ENCINITAS — A new 72-unit apartment complex has received approval from the Encinitas City Council following changes made by the developer in response to local residents’ and neighbors’ concerns and despite the city’s Planning Commission’s vote to deny the project earlier this summer.
In June, the Planning Commission decided in a 3-1 vote to reject the project as it was presented. During the commission’s review of the project, residents expressed their concerns with public safety and traffic as well as their aesthetic criticisms of the design.
The applicant, Austin Wermers of Wermers Companies, appealed the decision and subsequently filed new plans with the City Council.
The Planning Commission itself did not review the new plans before the item was presented to the city council.
In comments to the City Council, Wermers made several commitments to Encinitas and its residents.
“I listened to the community and I was called to action to make changes on my building,” Wermers said.
The site of the project is 1967 N. Vulcan Avenue in the northernmost part of Leucadia near La Costa Avenue. The intersection of Vulcan and La Costa is a major concern to residents who oppose the development.
Wermers said the updated project plans now include changes to Vulcan Avenue that are meant to make the area safer for pedestrians and bicyclists.
“When we do this it also promotes vehicle safety,” Wermers said.
Wermers also made a commitment to pay his company’s fair share in whatever changes the city decides to make at the Vulcan and La Costa intersection.
“Whatever you guys decide, we want to pay our fair share,” Wermers added.

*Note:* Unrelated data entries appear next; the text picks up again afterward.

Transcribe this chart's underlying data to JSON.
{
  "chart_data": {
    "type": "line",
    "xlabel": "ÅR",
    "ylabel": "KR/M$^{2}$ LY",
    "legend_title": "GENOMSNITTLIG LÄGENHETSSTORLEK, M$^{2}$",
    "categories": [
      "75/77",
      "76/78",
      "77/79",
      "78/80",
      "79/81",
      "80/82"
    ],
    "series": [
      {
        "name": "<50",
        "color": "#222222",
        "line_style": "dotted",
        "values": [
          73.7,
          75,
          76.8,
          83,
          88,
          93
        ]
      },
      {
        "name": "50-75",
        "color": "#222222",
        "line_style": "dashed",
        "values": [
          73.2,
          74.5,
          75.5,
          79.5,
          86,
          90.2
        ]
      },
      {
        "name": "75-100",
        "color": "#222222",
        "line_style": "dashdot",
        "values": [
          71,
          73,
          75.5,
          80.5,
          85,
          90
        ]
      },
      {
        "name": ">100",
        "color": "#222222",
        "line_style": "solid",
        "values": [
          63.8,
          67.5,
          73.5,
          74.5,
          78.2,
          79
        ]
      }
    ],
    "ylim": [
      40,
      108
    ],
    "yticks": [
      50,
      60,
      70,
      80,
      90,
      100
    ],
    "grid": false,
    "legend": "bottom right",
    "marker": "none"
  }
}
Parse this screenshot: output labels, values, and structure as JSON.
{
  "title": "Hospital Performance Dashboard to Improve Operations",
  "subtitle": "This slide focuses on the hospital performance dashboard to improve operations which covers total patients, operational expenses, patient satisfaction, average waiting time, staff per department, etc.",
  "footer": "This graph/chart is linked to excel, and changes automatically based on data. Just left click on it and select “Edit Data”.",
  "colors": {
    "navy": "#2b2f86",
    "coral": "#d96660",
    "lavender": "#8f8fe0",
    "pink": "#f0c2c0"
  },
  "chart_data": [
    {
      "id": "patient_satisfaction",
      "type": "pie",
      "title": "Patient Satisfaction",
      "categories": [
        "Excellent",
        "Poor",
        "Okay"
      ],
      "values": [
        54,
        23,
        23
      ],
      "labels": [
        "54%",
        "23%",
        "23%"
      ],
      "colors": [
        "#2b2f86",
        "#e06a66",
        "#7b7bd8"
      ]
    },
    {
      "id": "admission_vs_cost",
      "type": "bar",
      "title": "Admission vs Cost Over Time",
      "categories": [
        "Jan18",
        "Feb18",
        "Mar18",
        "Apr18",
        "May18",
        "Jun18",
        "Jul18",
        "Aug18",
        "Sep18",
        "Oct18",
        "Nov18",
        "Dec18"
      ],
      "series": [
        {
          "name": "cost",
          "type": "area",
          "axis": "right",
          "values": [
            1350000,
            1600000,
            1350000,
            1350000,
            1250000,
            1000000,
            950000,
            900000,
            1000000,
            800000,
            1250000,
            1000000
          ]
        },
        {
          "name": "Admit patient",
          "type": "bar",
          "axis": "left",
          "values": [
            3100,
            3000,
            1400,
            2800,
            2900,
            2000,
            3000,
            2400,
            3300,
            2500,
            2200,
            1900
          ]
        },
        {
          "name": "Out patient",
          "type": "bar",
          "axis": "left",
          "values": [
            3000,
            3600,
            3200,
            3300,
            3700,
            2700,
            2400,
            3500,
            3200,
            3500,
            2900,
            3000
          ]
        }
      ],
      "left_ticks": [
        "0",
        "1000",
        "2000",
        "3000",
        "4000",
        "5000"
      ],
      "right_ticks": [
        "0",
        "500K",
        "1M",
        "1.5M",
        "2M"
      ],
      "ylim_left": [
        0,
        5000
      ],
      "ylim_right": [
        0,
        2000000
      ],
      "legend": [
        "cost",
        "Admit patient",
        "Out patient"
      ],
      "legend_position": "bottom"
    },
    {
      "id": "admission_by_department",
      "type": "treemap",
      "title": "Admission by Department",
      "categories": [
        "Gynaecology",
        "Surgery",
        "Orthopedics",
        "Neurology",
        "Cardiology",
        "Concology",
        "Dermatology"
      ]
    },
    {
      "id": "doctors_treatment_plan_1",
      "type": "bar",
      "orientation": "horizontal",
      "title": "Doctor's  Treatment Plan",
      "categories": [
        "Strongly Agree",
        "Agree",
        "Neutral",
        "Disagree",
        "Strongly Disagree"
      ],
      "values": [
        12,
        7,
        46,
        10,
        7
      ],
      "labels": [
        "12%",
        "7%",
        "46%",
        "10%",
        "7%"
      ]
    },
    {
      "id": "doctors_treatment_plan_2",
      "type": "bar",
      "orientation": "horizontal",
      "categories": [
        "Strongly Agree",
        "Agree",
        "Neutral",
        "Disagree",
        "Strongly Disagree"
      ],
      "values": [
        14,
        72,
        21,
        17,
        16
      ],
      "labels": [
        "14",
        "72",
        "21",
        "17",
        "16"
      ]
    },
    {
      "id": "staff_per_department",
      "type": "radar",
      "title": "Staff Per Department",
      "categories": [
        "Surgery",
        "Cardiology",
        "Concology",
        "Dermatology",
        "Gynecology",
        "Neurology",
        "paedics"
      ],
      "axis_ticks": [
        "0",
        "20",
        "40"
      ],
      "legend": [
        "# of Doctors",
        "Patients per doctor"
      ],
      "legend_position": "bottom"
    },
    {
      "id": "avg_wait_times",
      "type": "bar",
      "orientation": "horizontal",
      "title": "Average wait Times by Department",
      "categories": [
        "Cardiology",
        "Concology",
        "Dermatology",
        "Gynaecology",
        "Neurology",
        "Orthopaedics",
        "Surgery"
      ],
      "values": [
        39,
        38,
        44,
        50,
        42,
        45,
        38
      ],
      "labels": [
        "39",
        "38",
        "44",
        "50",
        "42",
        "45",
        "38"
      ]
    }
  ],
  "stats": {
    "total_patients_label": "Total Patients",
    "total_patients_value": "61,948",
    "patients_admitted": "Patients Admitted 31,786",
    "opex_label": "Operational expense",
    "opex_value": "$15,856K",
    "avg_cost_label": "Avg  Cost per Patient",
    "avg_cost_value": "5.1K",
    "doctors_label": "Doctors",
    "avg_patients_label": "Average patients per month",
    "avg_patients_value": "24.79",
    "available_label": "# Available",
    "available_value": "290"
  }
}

There was more support for the newly redesigned project, some pointing to the need for low-income housing in the area and the project will boast 12 units designated as low-income.
“We need more roofs over our heads. This housing project is the perfect one to bookend Vulcan Avenue and Leucadia,” resident Kevin Daniels said. “I can’t express this enough, this project is a perfect fit.”
However, some were still unconvinced the planned site is suitable for the project.
“1967 Vulcan is currently surrounded by incompetent and inadequate infrastructure,” said resident Dianna Nunez. “How was this ever considered or designated for an increase in higher density?”
The applicant previously had a traffic study completed and it was determined the area was sufficient for the added density but some at the June planning commission meeting questioned the validity of the study since it was done during state and county stay-at-home orders due to COVID-19 when traffic was lower.
The City Council itself did not find any issues with the new proposal.
“It’s clear that there is no violation of any of the applicable design review guidelines and we have staff saying it’s consistent with traffic policies based on the analysis they did,” Mayor Catherine Blakespear said.
The council voted unanimously to approve the project despite it being vastly different from the one the planning commission had previously reviewed and rejected.
According to the city, because the revisions to the project took place after the appeal had been filed, there is nothing in place to automatically send the project back to the Planning Commission.
One of the possible actions recommended by city staff was returning the matter to the planning commission to review the new design, but the council opted not to go that route.